In the philosophy of economics, it is a common tendency to talk about unrealistic assumptions with respect to mainstream theory and especially F53. Professor Friedman is said to have defended the model building technique of neoclassical economics, however, it is only one of the possible intetpretations of his classical and seminal paper. For me, and it has been my main concern for a period of time, this system of thinking is too oversimplifying. We can talk about unrealistic assumptions in various ways.
First of all, we have the Friedmanian interpretation, according to which assumptions in models should be unrealistic in order that we could have general models. This is undeniably true, but there is a problem: namely the exact content Friedman attributed to such unrealistic assumptions. His parable about the profitmaximizing leaves on a tree is highly illuminating. In this example, Friedman highlights that it is no need to link our models to reality through precisely formulated assumptions. The only purpose is to have a model which is capable of considerable empirical success. In this meaning of the word ‘unrealistic’, assumptions are untealistic, because they are not isolated from actual social-economic-natural reality or environment.

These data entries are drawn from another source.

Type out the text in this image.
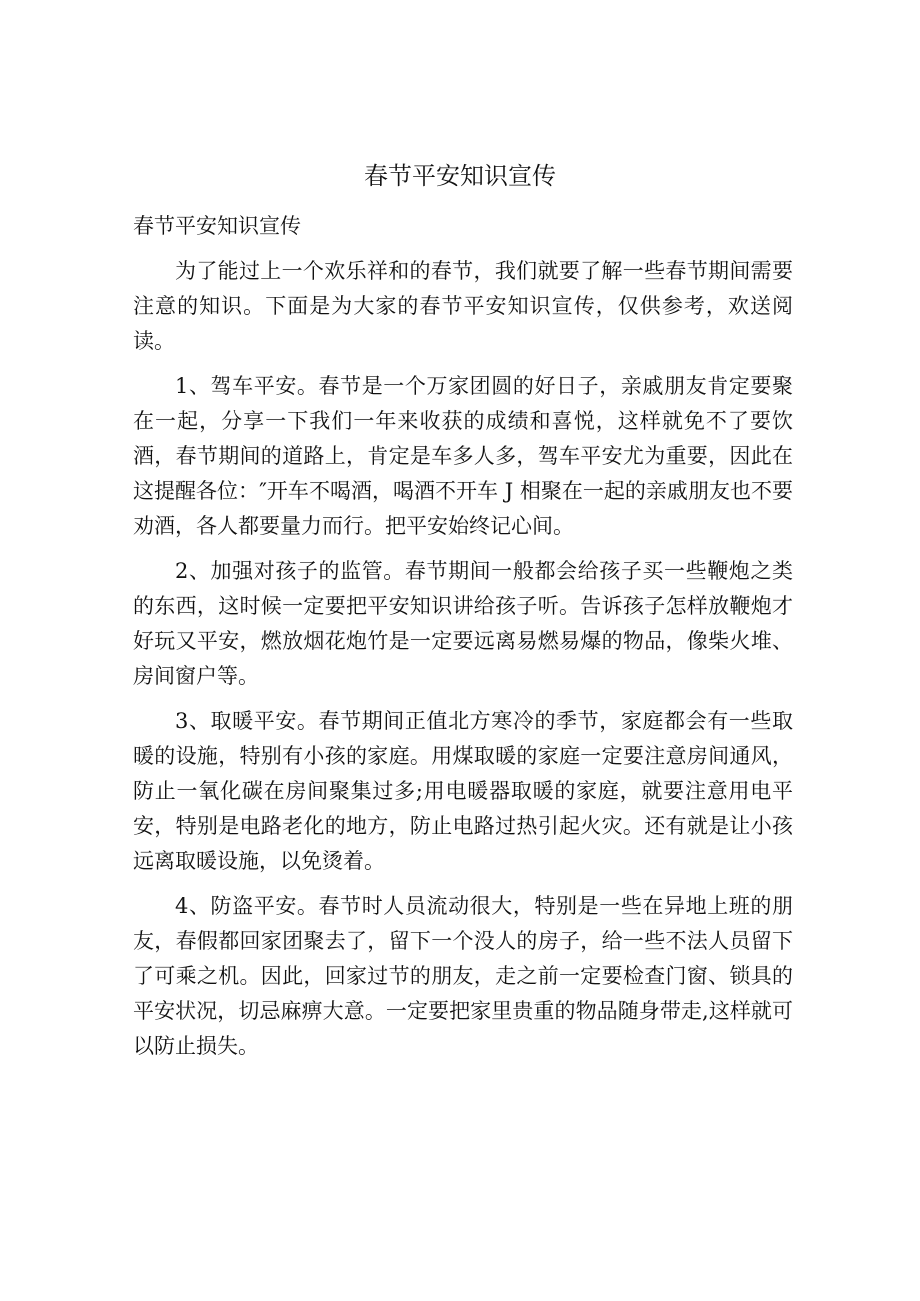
春节平安知识宣传

春节平安知识宣传

为了能过上一个欢乐祥和的春节，我们就要了解一些春节期间需要注意的知识。下面是为大家的春节平安知识宣传，仅供参考，欢送阅读。

1、驾车平安。春节是一个万家团圆的好日子，亲戚朋友肯定要聚在一起，分享一下我们一年来收获的成绩和喜悦，这样就免不了要饮酒，春节期间的道路上，肯定是车多人多，驾车平安尤为重要，因此在这提醒各位：″开车不喝酒，喝酒不开车 J 相聚在一起的亲戚朋友也不要劝酒，各人都要量力而行。把平安始终记心间。

2、加强对孩子的监管。春节期间一般都会给孩子买一些鞭炮之类的东西，这时候一定要把平安知识讲给孩子听。告诉孩子怎样放鞭炮才好玩又平安，燃放烟花炮竹是一定要远离易燃易爆的物品，像柴火堆、房间窗户等。

3、取暖平安。春节期间正值北方寒冷的季节，家庭都会有一些取暖的设施，特别有小孩的家庭。用煤取暖的家庭一定要注意房间通风，防止一氧化碳在房间聚集过多;用电暖器取暖的家庭，就要注意用电平安，特别是电路老化的地方，防止电路过热引起火灾。还有就是让小孩远离取暖设施，以免烫着。

4、防盗平安。春节时人员流动很大，特别是一些在异地上班的朋友，春假都回家团聚去了，留下一个没人的房子，给一些不法人员留下了可乘之机。因此，回家过节的朋友，走之前一定要检查门窗、锁具的平安状况，切忌麻痹大意。一定要把家里贵重的物品随身带走,这样就可以防止损失。
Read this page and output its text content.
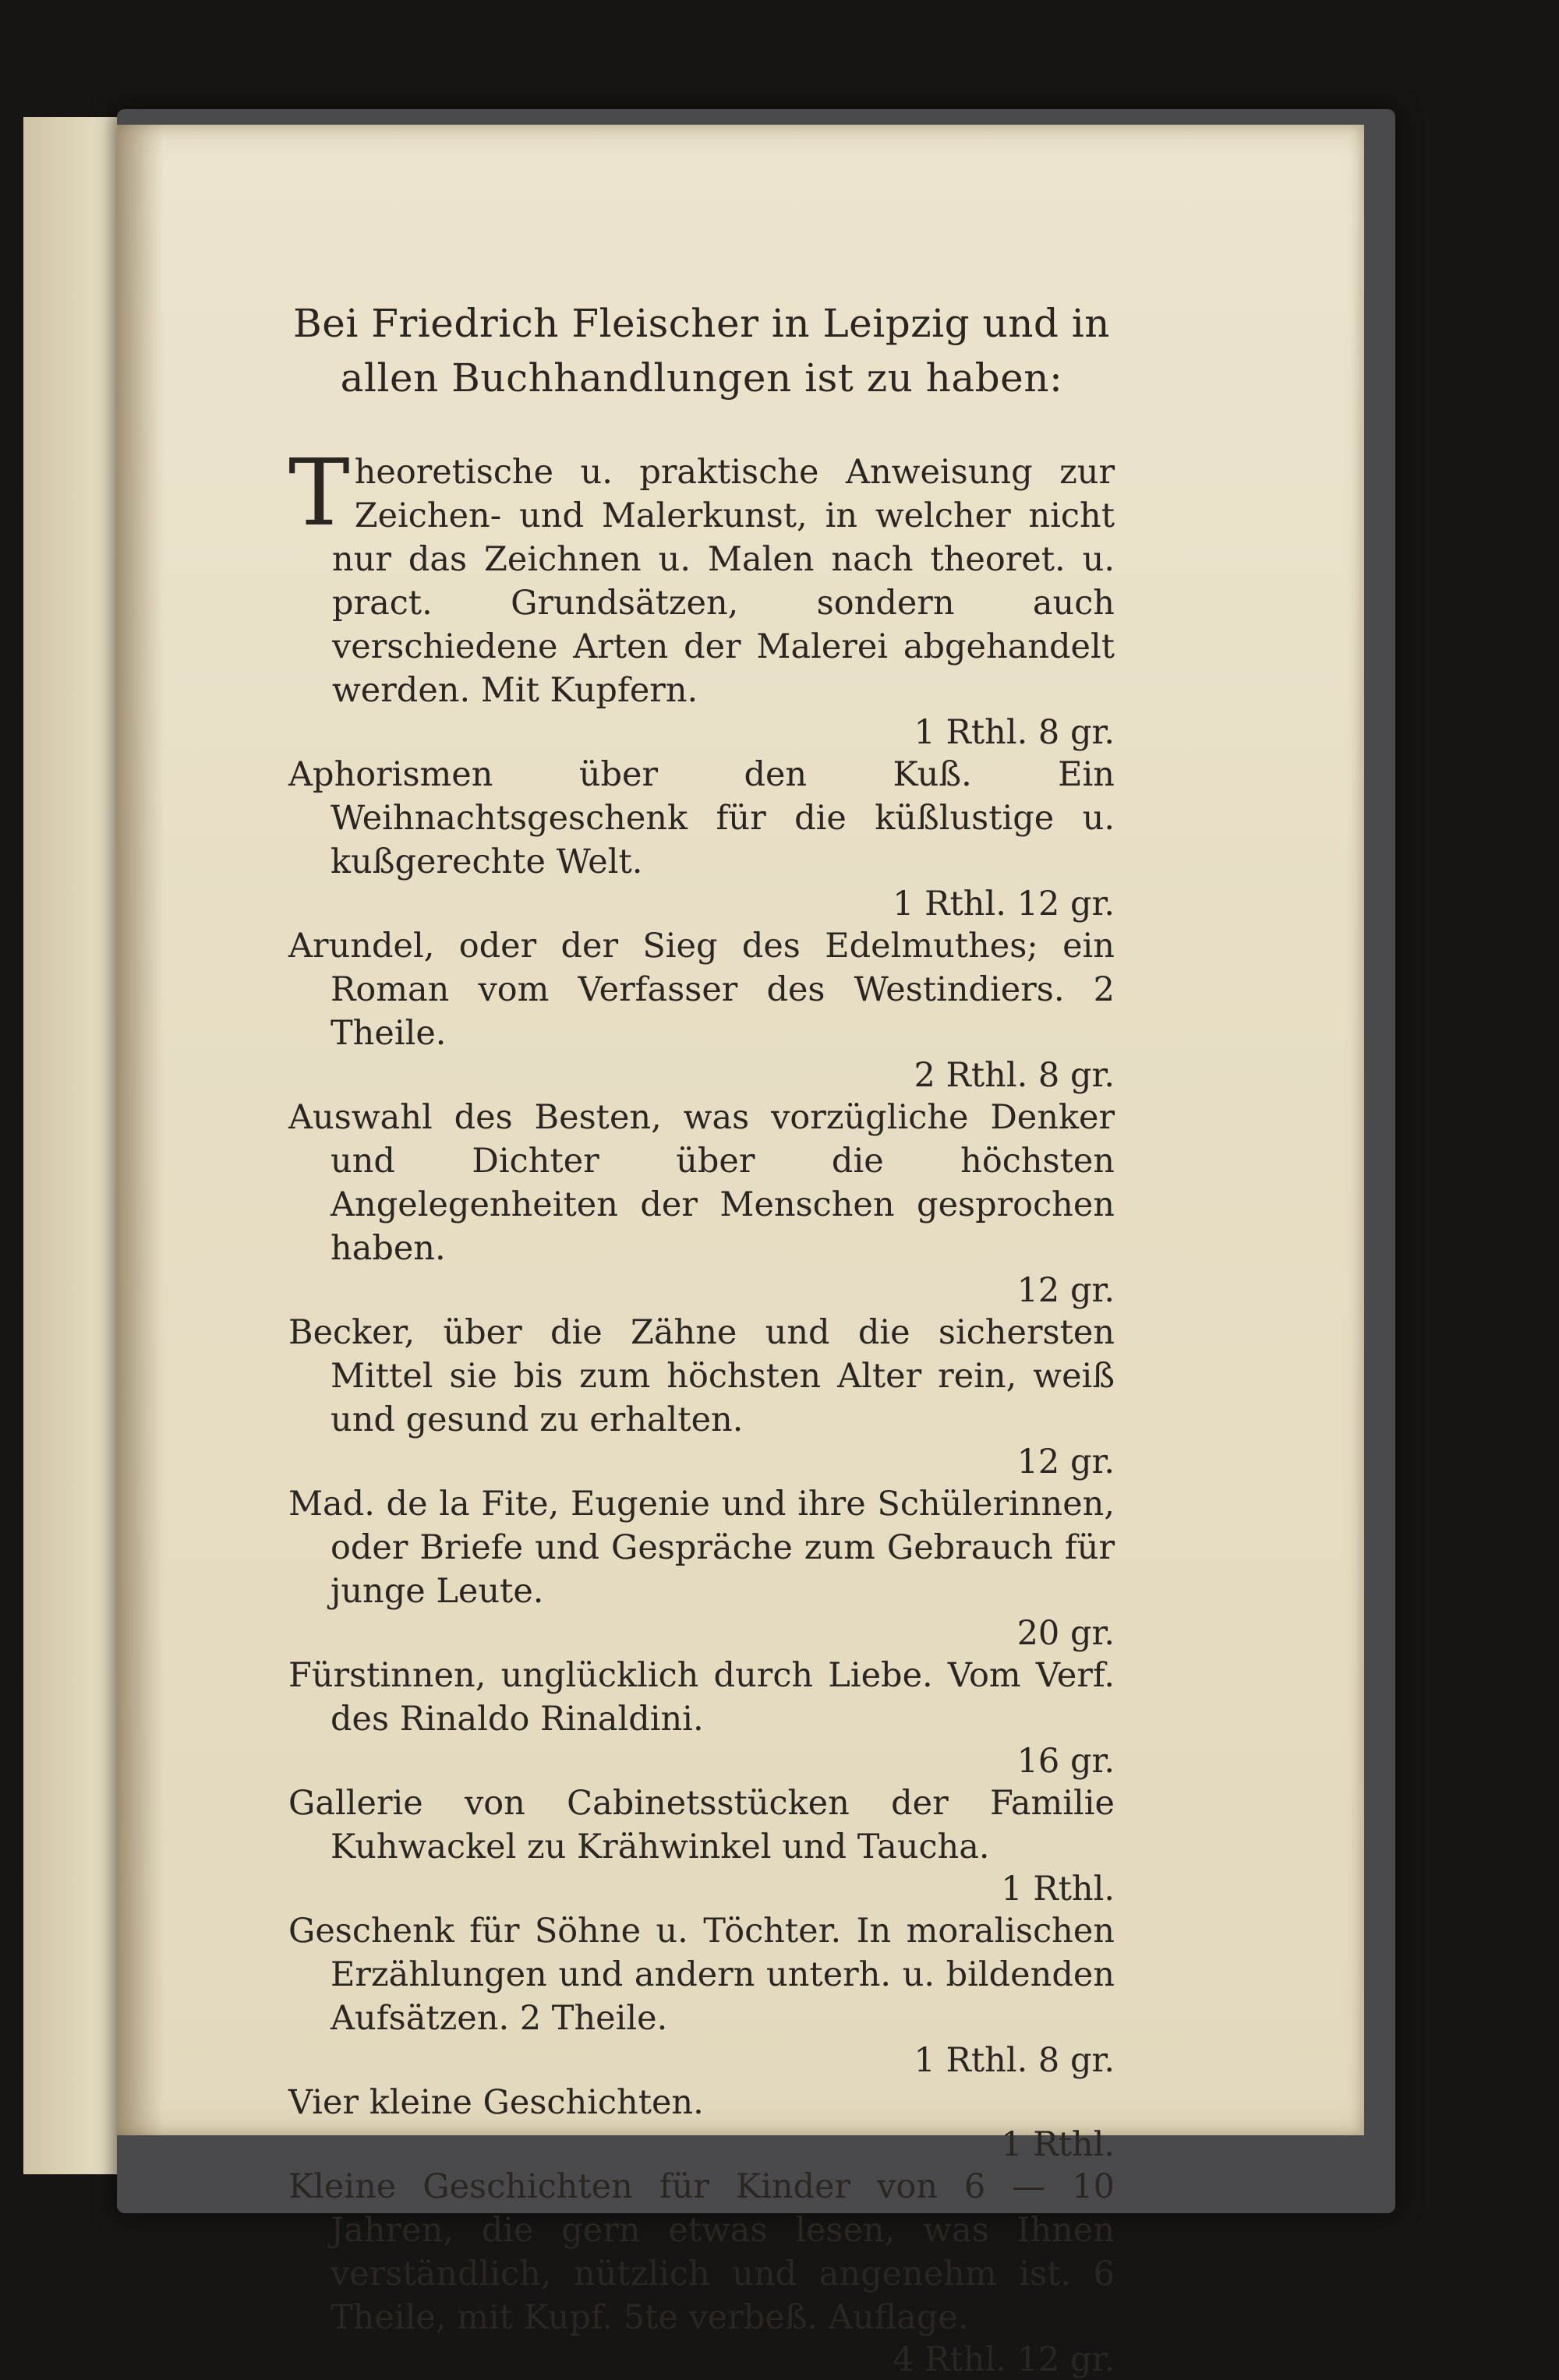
Bei Friedrich Fleischer in Leipzig und in
allen Buchhandlungen ist zu haben:
T heoretische u. praktische Anweisung zur Zeichen- und Malerkunst, in welcher nicht nur das Zeichnen u. Malen nach theoret. u. pract. Grundsätzen, sondern auch verschiedene Arten der Malerei abgehandelt werden. Mit Kupfern.
1 Rthl. 8 gr.
Aphorismen über den Kuß. Ein Weihnachtsgeschenk für die küßlustige u. kußgerechte Welt.
1 Rthl. 12 gr.
Arundel, oder der Sieg des Edelmuthes; ein Roman vom Verfasser des Westindiers. 2 Theile.
2 Rthl. 8 gr.
Auswahl des Besten, was vorzügliche Denker und Dichter über die höchsten Angelegenheiten der Menschen gesprochen haben.
12 gr.
Becker, über die Zähne und die sichersten Mittel sie bis zum höchsten Alter rein, weiß und gesund zu erhalten.
12 gr.
Mad. de la Fite, Eugenie und ihre Schülerinnen, oder Briefe und Gespräche zum Gebrauch für junge Leute.
20 gr.
Fürstinnen, unglücklich durch Liebe. Vom Verf. des Rinaldo Rinaldini.
16 gr.
Gallerie von Cabinetsstücken der Familie Kuhwackel zu Krähwinkel und Taucha.
1 Rthl.
Geschenk für Söhne u. Töchter. In moralischen Erzählungen und andern unterh. u. bildenden Aufsätzen. 2 Theile.
1 Rthl. 8 gr.
Vier kleine Geschichten.
1 Rthl.
Kleine Geschichten für Kinder von 6 — 10 Jahren, die gern etwas lesen, was Ihnen verständlich, nützlich und angenehm ist. 6 Theile, mit Kupf. 5te verbeß. Auflage.
4 Rthl. 12 gr.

This is the reason why I tend to think that we should not use the word ‘unrealistc’ in cases in which we are talking about assumptions which are the result of precise isolation processes. When isolating, we start from our everyday reality, from our experience, and, of course, we abstract from certain aspects of this reality and exaggertate the remaining, non-abstracted, or non-omitted part, but in such cases the resulting ideal type will not contain anything which is not an actual part of the big picture: that is, of reality. Our final ideal type will not be realistic, but, in my opinion, it will not be unrealistc either, because its ultimate sources are in reality. It is not justified to regard such an ideal type as unrealistic, because an isolation-based assumption or concept has a very special connection to reality, while the Friedmanian leaves have no connection at all. The rationality of the leaves is not a result of abstraction and idealization.